The ear, which is the organ of hearing and balance, consists of the outer, middle, and inner ear.
The outer, middle, and inner ear function together to convert sound waves into nerve impulses that travel to the brain, where they are perceived as sound.
The inner ear also helps maintain balance.
The outer ear consists of the external part of the ear (pinna or auricle) and the ear canal (external auditory meatus).
The pinna consists of cartilage covered by skin and is shaped to capture sound waves and funnel them through the ear canal to the eardrum (tympanic membrane), a thin membrane that separates the outer ear from the middle ear.
The middle ear consists of the eardrum and a small air-filled chamber containing a chain of three tiny bones (ossicles) that connect the eardrum to the inner ear. The ossicles are named for their shapes. The hammer (malleus) is attached to the eardrum. The anvil (incus) is the middle bone between the hammer and the stirrup (stapes), which sits in the oval window, a thin membrane that seals the inner ear. Vibrations of the eardrum are amplified mechanically by the ossicles and transmitted to the oval window.
The middle ear also contains two tiny muscles. The tensor tympani muscle is attached to the hammer and helps tune and protect the ear. The stapedius muscle is attached to the stirrup. This muscle contracts in response to a loud noise, making the chain of ossicles more rigid so that less sound is transmitted. This response, called the acoustic reflex, helps protect the delicate inner ear from sound damage.
The eustachian tube is a small tube that connects the middle ear to the airway in the back of the nose (nasopharynx). This tube allows outside air to enter the middle ear (behind the eardrum). The eustachian tube, which opens when a person swallows, helps maintain equal air pressure on both sides of the eardrum and prevents fluid from accumulating in the middle ear. If air pressure is not equal, the eardrum may bulge or retract, which can be uncomfortable and distort hearing. Swallowing or voluntary "popping" of the ears can relieve pressure on the eardrum caused by sudden changes in air pressure, as often occurs when flying in an airplane. The eustachian tube's connection with the middle ear explains why upper respiratory infections (such as the common cold), which inflame and block the eustachian tube, can lead to middle ear infections or changes in middle ear pressure, resulting in pain.
The inner ear (labyrinth) is a complex structure consisting of two major parts:
The cochlea, a hollow tube coiled in the shape of a snail's shell, is filled with fluid. Within the cochlea is the organ of Corti, which consists, in part, of about 20,000 specialized cells called hair cells. These cells have small hairlike projections (cilia) that extend into the fluid. Sound vibrations transmitted from the ossicles in the middle ear to the oval window in the inner ear cause the fluid and cilia to vibrate. Hair cells in different parts of the cochlea vibrate in response to different sound frequencies and convert the vibrations into nerve impulses. The nerve impulses are transmitted along fibers of the cochlear nerve to the brain. The round window is a small, membrane-covered opening between the fluid-filled cochlea and the middle ear. This window helps dampen the pressure caused by sound waves in the cochlea.
Despite the protective effect of the acoustic reflex, loud noise can damage and destroy hair cells. Once a hair cell is destroyed, it does not regrow. Continued exposure to loud noise causes progressive damage, eventually resulting in hearing loss and sometimes noise or ringing in the ears (tinnitus).

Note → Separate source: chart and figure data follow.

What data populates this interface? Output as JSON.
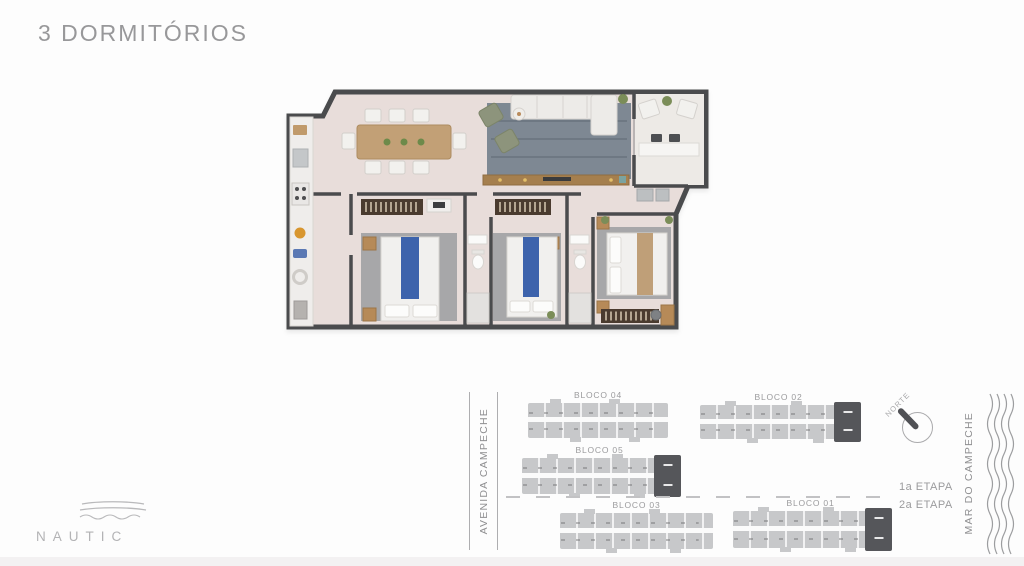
{
  "page": {
    "title": "3 DORMITÓRIOS",
    "background_color": "#fdfdfd"
  },
  "brand": {
    "name": "NAUTIC"
  },
  "floor_plan": {
    "description": "3-bedroom apartment floor plan, furnished top view",
    "rooms": [
      "kitchen",
      "dining room",
      "living room",
      "balcony",
      "bedroom 1",
      "bedroom 2",
      "master bedroom",
      "bathroom 1",
      "bathroom 2"
    ],
    "colors": {
      "floor": "#e8ddda",
      "balcony_floor": "#edeae6",
      "walls": "#4a4b4d",
      "living_rug": "#7e8893",
      "bedroom_rug": "#a7a7a9",
      "wood": "#c2a076",
      "wardrobe": "#4a3b2f",
      "bed_accent_blue": "#3d63ac",
      "armchair_green": "#8d947c"
    }
  },
  "site_plan": {
    "street_label": "AVENIDA CAMPECHE",
    "sea_label": "MAR DO CAMPECHE",
    "north_label": "NORTE",
    "stage1_label": "1a ETAPA",
    "stage2_label": "2a ETAPA",
    "blocks": [
      {
        "label": "BLOCO 04",
        "highlighted_unit": false
      },
      {
        "label": "BLOCO 02",
        "highlighted_unit": true
      },
      {
        "label": "BLOCO 05",
        "highlighted_unit": true
      },
      {
        "label": "BLOCO 03",
        "highlighted_unit": false
      },
      {
        "label": "BLOCO 01",
        "highlighted_unit": true
      }
    ],
    "colors": {
      "building": "#c7c8ca",
      "highlighted_unit": "#55565a",
      "labels": "#9b9b9d"
    }
  }
}
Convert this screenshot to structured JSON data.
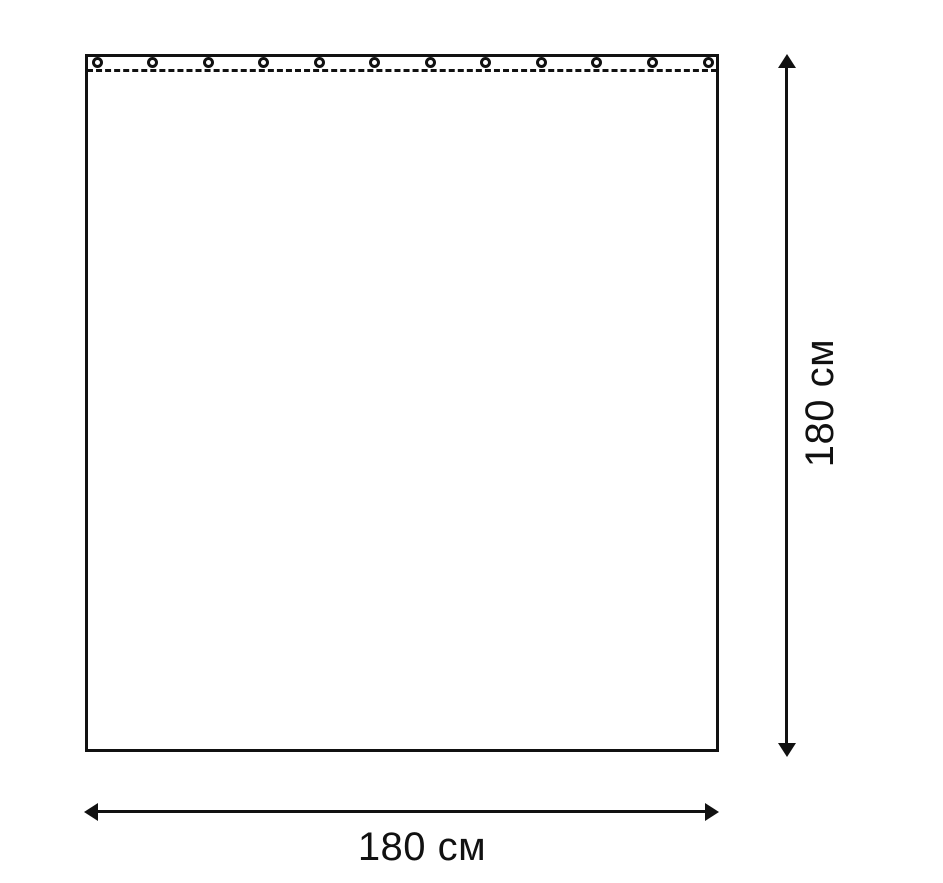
{
  "diagram": {
    "kind": "product-dimension-diagram",
    "subject": "curtain-panel-with-grommets",
    "width_dimension": {
      "label": "180 см"
    },
    "height_dimension": {
      "label": "180 см"
    },
    "grommets": {
      "count": 12
    },
    "stitch_line": {
      "style": "dashed"
    },
    "colors": {
      "line": "#111111",
      "background": "#ffffff"
    }
  }
}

The vestibular system consists of
These sacs and tubes gather information about the position and movement of the head. The brain uses this information to help maintain balance.
The saccule and utricle contain cells that sense movement of the head in a straight line, that is, back and forth or up and down.
The semicircular canals are three fluid-filled tubes at right angles to one another that sense rotation of the head. Rotation of the head causes the fluid in the canals to move. Depending on the direction the head moves, the fluid movement will be greater in one of the canals than in the others. The canals contain hair cells that respond to this movement of fluid. The hair cells initiate nerve impulses that tell the brain which way the head is moving so that appropriate action can be taken to maintain balance.
If the semicircular canals malfunction, which can occur in an upper respiratory infection or other temporary or permanent disorder, the person's sense of balance may be lost or a false sensation of moving or spinning (vertigo) may develop.